[fuel] HA deployment with primary-controller+ceph+neutron has failed

Bug #1354384 reported by Anastasia Palkina
6
This bug affects 1 person
Affects Status Importance Assigned to Milestone
Fuel for OpenStack
Incomplete
Critical
MOS Linux

Bug Description

"build_id": "2014-08-07_02-01-17",
"ostf_sha": "e33390c275e225d648b36997460dc29b1a3c20ae",
"build_number": "408",
"auth_required": true,
"api": "1.0",
"nailgun_sha": "67c4f1c18ab0833175f6dc7f0f9c49c3eb722287",
"production": "docker",
"fuelmain_sha": "7b2e7ef083f239bd47b5c47aecb1f815c009521f",
"astute_sha": "b52910642d6de941444901b0f20e95ebbcb2b2e9",
"feature_groups": ["mirantis"],
"release": "5.1",
"fuellib_sha": "53633cd9bb149f6c1b9d5ee8321efc85c71cee68"

1. Create new environment (Ubuntu, HA mode)
2. Choose VLAN segmentation
3. Choose both Ceph
4. Add 3 controllers+ceph, compute
5. Start deployment.

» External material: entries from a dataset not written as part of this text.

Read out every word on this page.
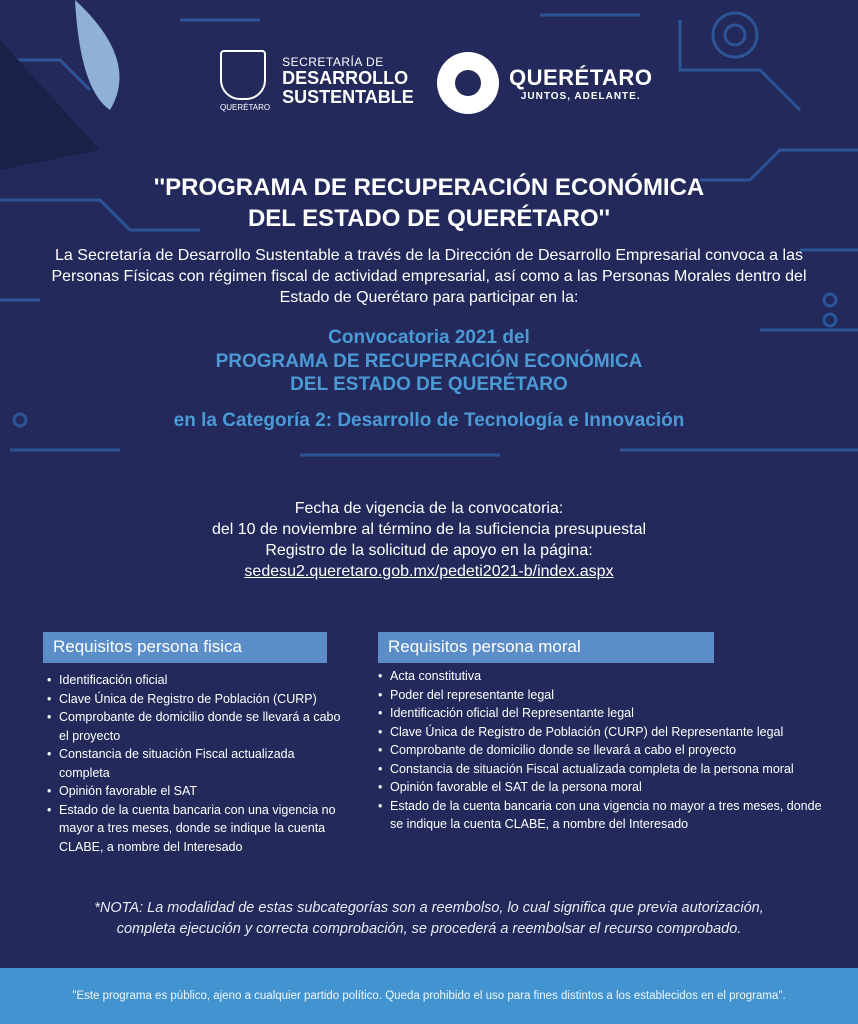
QUERÉTARO
SECRETARÍA DE
DESARROLLO
SUSTENTABLE
QUERÉTARO
JUNTOS, ADELANTE.
''PROGRAMA DE RECUPERACIÓN ECONÓMICA
DEL ESTADO DE QUERÉTARO''
La Secretaría de Desarrollo Sustentable a través de la Dirección de Desarrollo Empresarial convoca a las Personas Físicas con régimen fiscal de actividad empresarial, así como a las Personas Morales dentro del Estado de Querétaro para participar en la:
Convocatoria 2021 del
PROGRAMA DE RECUPERACIÓN ECONÓMICA
DEL ESTADO DE QUERÉTARO
en la Categoría 2: Desarrollo de Tecnología e Innovación
Fecha de vigencia de la convocatoria:
del 10 de noviembre al término de la suficiencia presupuestal
Registro de la solicitud de apoyo en la página:
sedesu2.queretaro.gob.mx/pedeti2021-b/index.aspx
Requisitos persona fisica
• Identificación oficial
• Clave Única de Registro de Población (CURP)
• Comprobante de domicilio donde se llevará a cabo el proyecto
• Constancia de situación Fiscal actualizada completa
• Opinión favorable el SAT
• Estado de la cuenta bancaria con una vigencia no mayor a tres meses, donde se indique la cuenta CLABE, a nombre del Interesado
Requisitos persona moral
• Acta constitutiva
• Poder del representante legal
• Identificación oficial del Representante legal
• Clave Única de Registro de Población (CURP) del Representante legal
• Comprobante de domicilio donde se llevará a cabo el proyecto
• Constancia de situación Fiscal actualizada completa de la persona moral
• Opinión favorable el SAT de la persona moral
• Estado de la cuenta bancaria con una vigencia no mayor a tres meses, donde se indique la cuenta CLABE, a nombre del Interesado
*NOTA: La modalidad de estas subcategorías son a reembolso, lo cual significa que previa autorización,
completa ejecución y correcta comprobación, se procederá a reembolsar el recurso comprobado.
"Este programa es público, ajeno a cualquier partido político. Queda prohibido el uso para fines distintos a los establecidos en el programa".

It has failed
6. Controllers gone away. There are errors in astute.log:

2014-08-07 17:19:26 ERR

[395] 53f45b9a-25e3-4084-b2e1-41019eaff6ae: cmd: ruby -r 'yaml' -e 'y = YAML.load_file("/etc/astute.yaml"); y["nodes"] = YAML.load_file("/tmp/astute.yaml"); File.open("/etc/astute.yaml", "w") { |f| f.write y.to_yaml }'; puppet apply --logdest syslog --debug -e '$settings=parseyaml($::astute_settings_yaml) $nodes_hash=$settings["nodes"] class {"l23network::hosts_file": nodes => $nodes_hash }'
                                               mcollective error: 53f45b9a-25e3-4084-b2e1-41019eaff6ae: MCollective agents '14' didn't respond within the allotted time.

2014-08-07 17:19:26 ERR

[395] MCollective agents '14' didn't respond within the allotted time.

2014-08-07 17:17:26 ERR

[395] 53f45b9a-25e3-4084-b2e1-41019eaff6ae: mcollective upload_file agent error: 53f45b9a-25e3-4084-b2e1-41019eaff6ae: MCollective agents '14' didn't respond within the allotted time.

2014-08-07 17:17:26 ERR

[395] MCollective agents '14' didn't respond within the allotted time.

Logs are here https://drive.google.com/a/mirantis.com/file/d/0B6SjzarTGFxaMlVZMnVkZmtuMzQ/edit?usp=sharing

Tags: ceph puppet
Revision history for this message
Vladimir Sharshov (vsharshov) wrote :

Wait bug repetition from Nastay. Potentially connected with https://bugs.launchpad.net/fuel/+bug/1353389 (possible common native of problem with Mcollective).

summary: - HA deployment with controllers+ceph has failed
+ [astute] HA deployment with controllers+ceph has failed
tags: added: astute mco
Changed in fuel:
status: New → Triaged
summary: - [astute] HA deployment with controllers+ceph has failed
+ [fuel] HA deployment with primary-controller+ceph+neutron has failed
tags: added: ceph puppet
removed: astute mco
Revision history for this message
Vladimir Sharshov (vsharshov) wrote :

After discovery HA:
* controller + neutron vlan -> success
* controller + ceph + simple network -> success
* controller + ceph + neutron vlan -> fail

Symptoms: node with roles: primary-controller and ceph, go offline in the middle of ceph deployment. After it node became unavailable via mco or ssh.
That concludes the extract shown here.